Kite Pharma on Tuesday trumpeted positive topline data for its lead product candidate KTE-C19 in the Phase II portion of a Phase I/II trial in patients with non-Hodgkin's lymphoma (NHL). KTE-C19 achieved a combined objective response rate of 79%, including 52% complete remission, in patients with chemorefractory aggressive NHL.

Also, Adaptimmune Therapeutics signaled plans to expand its T-cell pipeline by partnering with The University of Texas MD Anderson Cancer Center to develop therapies based on the company’s Specific Peptide Enhanced Affinity Receptor (SPEAR®) platform. Therapies will include MAGE-A10, which is in Phase I/II study for advanced stage NSCLC; and future clinical stage first- and second-generation SPEAR T-cell therapies such as MAGE-A4 across bladder, lung, ovarian, head and neck, melanoma, esophageal, and gastric cancers.

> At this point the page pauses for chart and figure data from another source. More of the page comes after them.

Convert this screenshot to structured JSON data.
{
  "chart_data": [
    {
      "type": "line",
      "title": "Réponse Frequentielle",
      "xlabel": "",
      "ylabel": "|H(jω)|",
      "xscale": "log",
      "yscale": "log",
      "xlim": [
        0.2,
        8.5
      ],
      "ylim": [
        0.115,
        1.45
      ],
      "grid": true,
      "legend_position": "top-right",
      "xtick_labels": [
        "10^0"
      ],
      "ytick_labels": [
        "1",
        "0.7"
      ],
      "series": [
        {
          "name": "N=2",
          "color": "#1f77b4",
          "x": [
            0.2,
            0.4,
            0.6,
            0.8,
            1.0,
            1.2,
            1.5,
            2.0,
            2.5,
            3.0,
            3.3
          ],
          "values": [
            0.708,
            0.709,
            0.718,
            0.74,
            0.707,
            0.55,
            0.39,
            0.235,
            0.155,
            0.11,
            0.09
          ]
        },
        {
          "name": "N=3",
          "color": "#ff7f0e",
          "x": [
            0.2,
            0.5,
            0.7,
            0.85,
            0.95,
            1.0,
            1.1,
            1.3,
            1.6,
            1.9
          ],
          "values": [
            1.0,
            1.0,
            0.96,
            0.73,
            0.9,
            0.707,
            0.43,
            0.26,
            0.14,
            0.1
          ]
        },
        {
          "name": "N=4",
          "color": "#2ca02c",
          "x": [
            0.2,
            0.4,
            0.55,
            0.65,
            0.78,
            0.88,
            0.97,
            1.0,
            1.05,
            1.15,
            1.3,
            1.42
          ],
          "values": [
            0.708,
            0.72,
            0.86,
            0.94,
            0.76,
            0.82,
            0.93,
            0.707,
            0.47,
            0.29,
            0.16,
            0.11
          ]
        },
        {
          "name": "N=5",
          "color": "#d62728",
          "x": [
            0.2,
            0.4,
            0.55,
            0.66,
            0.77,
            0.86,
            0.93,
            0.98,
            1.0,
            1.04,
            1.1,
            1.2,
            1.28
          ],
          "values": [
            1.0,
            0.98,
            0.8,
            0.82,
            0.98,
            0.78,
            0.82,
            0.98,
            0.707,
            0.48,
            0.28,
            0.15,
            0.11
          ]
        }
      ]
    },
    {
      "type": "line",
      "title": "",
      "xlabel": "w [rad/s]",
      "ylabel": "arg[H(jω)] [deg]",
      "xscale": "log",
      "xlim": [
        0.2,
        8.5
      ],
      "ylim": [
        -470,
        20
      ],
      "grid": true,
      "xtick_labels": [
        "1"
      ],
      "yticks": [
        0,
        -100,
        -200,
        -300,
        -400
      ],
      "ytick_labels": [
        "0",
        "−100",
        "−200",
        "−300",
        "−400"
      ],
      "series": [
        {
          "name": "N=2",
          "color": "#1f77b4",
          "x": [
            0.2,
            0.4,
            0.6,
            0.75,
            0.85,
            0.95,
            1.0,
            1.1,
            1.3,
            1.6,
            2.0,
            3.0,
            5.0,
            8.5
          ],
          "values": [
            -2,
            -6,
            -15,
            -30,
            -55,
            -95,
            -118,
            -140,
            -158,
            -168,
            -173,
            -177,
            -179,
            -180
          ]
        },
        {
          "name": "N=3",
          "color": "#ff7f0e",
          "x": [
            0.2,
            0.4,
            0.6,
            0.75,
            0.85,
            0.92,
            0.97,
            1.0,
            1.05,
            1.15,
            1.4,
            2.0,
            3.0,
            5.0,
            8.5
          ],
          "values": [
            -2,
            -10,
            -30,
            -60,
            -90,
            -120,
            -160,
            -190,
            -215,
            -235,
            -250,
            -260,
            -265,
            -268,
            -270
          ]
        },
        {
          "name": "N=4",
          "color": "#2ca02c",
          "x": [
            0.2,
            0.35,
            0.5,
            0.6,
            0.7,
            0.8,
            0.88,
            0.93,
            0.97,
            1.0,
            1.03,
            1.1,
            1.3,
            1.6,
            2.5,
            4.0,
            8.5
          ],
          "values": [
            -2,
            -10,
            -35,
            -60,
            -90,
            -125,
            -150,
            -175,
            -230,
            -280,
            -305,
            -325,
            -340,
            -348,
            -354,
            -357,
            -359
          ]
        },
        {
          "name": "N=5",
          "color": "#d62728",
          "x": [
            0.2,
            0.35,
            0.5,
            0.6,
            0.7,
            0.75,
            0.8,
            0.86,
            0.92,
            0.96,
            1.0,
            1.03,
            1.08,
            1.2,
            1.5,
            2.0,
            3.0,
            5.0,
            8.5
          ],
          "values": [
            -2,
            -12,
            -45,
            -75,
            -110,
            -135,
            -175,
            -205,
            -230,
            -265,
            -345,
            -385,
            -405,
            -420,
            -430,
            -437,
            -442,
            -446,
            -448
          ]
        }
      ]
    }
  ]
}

Betting on an alternative immuno-oncology approach, Boehringer Ingelheim on Wednesday agreed to co-develop ViraTherapeutics’ oncolytic virus therapy platform and lead candidate. The up-to-€210 million ($225 million) collaboration gives Boehringer Ingelheim rights to acquire the privately held Austrian biotech upon conclusion of Phase I development of VSV-GP.

Boehringer also doubled down on checkpoint inhibitors, saying Thursday it will join the Sarah Cannon Research Institute to study two checkpoint inhibitors—the monoclonal antibodies BI 754091 (anti- PD-1) and BI 754111 (anti-LAG 3)—in NSCLC and other cancers.

The checkpoint approach has paid off for one German startup, as iOmx Therapeutics said September 22 it raised €40 milion ($45 million) in series A financing. Investors include Merck Ventures, the venture arm of Merck KGaA, Wellington Partners, and co-leaders MPM Capital and Sofinnova Partners. iOmx says it’s developing cancer drugs through its own platform, which uses using clinical tumor samples and tumor-infiltrating lymphocytes to identify new targets: “Many of them exhibit stronger inhibition of T cell killing than PD-L1 in classical assays.”

Another alternative I/O approach, inhibition of the E2 receptor 4 (EP4), will get further study by Eisai at its recently launched Eisai Andover innovative Medicines (AiM) Institute. The discovery innovation unit will focus on discovering and developing precision medicines for cancer, as well as dementia and autoimmune diseases.